The gist of it is that White wants the Rockets organization to treat mental illness like a physical injury. If a third party psychiatrist deems him unfit for play, then he'll sit out the game. The concern is that this precedent gets in the way of business, and if it catches on league-wide, players would get to decide when they play. The conflict of profit versus health is clear here, and White is using his position as a desirable player on the national stage to draw attention to it. He has his principles, a vision for change he'd like to see, and he's sticking to them.

That's what gets me most. We tend to view seizing the opportunity to soapbox as irritating, but that's precisely what makes him one of the most fascinating sports stories of the season. It's so very unlike the typical tenets of a great sports story, it goes against every great sports narrative you know. It's a guy who basically doesn't need to play, a promising talent that is willing to flush it down because he cares about something bigger than the game. It would blow Rudy's mind.
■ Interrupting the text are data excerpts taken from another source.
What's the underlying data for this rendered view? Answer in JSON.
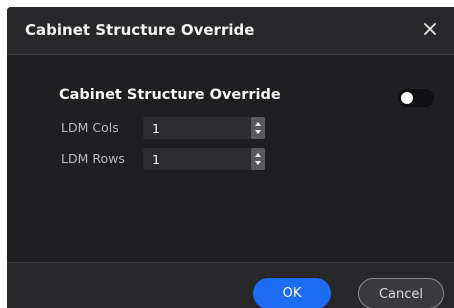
{
  "dialog": {
    "title": "Cabinet Structure Override",
    "close_icon": "close-icon"
  },
  "section": {
    "label": "Cabinet Structure Override",
    "toggle_on": false
  },
  "fields": [
    {
      "label": "LDM Cols",
      "value": "1"
    },
    {
      "label": "LDM Rows",
      "value": "1"
    }
  ],
  "footer": {
    "ok_label": "OK",
    "cancel_label": "Cancel"
  },
  "colors": {
    "accent": "#1e6cf2",
    "dialog_bg": "#1f1f21",
    "header_bg": "#28282b"
  }
}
Even more audacious is that he's staging what is essentially a sit-down protest in THE SPORTS WORLD. It's not that sports fans are unempathic, but there is a limit to how much slack they'll cut a figure before they start eating him alive. There are sports fans who take issue with the NFL's safer approach to concussions. How do you think they're going to handle anxiety disorders? He's really set him up to be a target of casual hatred, as evidenced by any place online where anonymous discussion about basketball can be had. There are people misinterpreting his motivations as purely greed-based, as if he was trying to just milk the money out of Houston, or people with a huge misunderstanding of how mental illness works and thinks he should just sack-up and do his job. There are people who hate his political posturing because they hate people who feel too strongly about any cause that isn't sports. There are those who think this whole mental illness thing is for pussies.

It's an absolutley volatile environment to try and do something radically progressive, but he knows that, and he's still okay with it. So even if I personally don't see how we can manage an NBA where every team has a psychiatrist, where most people have some form of hard-to-discern mental illness, I admire the hell out of his stand. Klostermann asserts that at times he's not as smart as he thinks he is, but that's fine by me. Conviction is often abrasive and suspect, but it's a rare quality. At the very least, he clearly knows more about mental illness than I do, so who am I to say he's full of shit?

But attacking the business versus health dynamic probably won't succeed without a big cultural shift to precede it. Like so many things, it seems like the common sense needs to be altered until changes make sense to enough people. Until we evolve into a society that understands the ubiquity of mental illness, and the benefits of treating it, it's hard to see White making any difference. There's no indication that the arc of time will bend that way. The current gun control debate is alternating with a mental illness debate, but the term "mental illness" is such a huge grey area. A higher profile doesn't mean the average joe will start respecting crippling anxiety. If he ever makes it to the Rockets main roster, I imagine it will be a limited test run. I imagine if the business gets what it wants out of him, which is good stats and a favorable attendance rate, they might decide he's worth the trouble. But what a small victory it would be.

I don't know if Royce White will win, or even if he ought to win. Capitalism is so entrenched and necessary to this big, lumbering machine we've built that it's hard to see around it. It's a world that has answers, and if you recommend one that has less, people will always be driven away. For all his conviction, Royce White's crusade seems like a losing horse, but godspeed to him.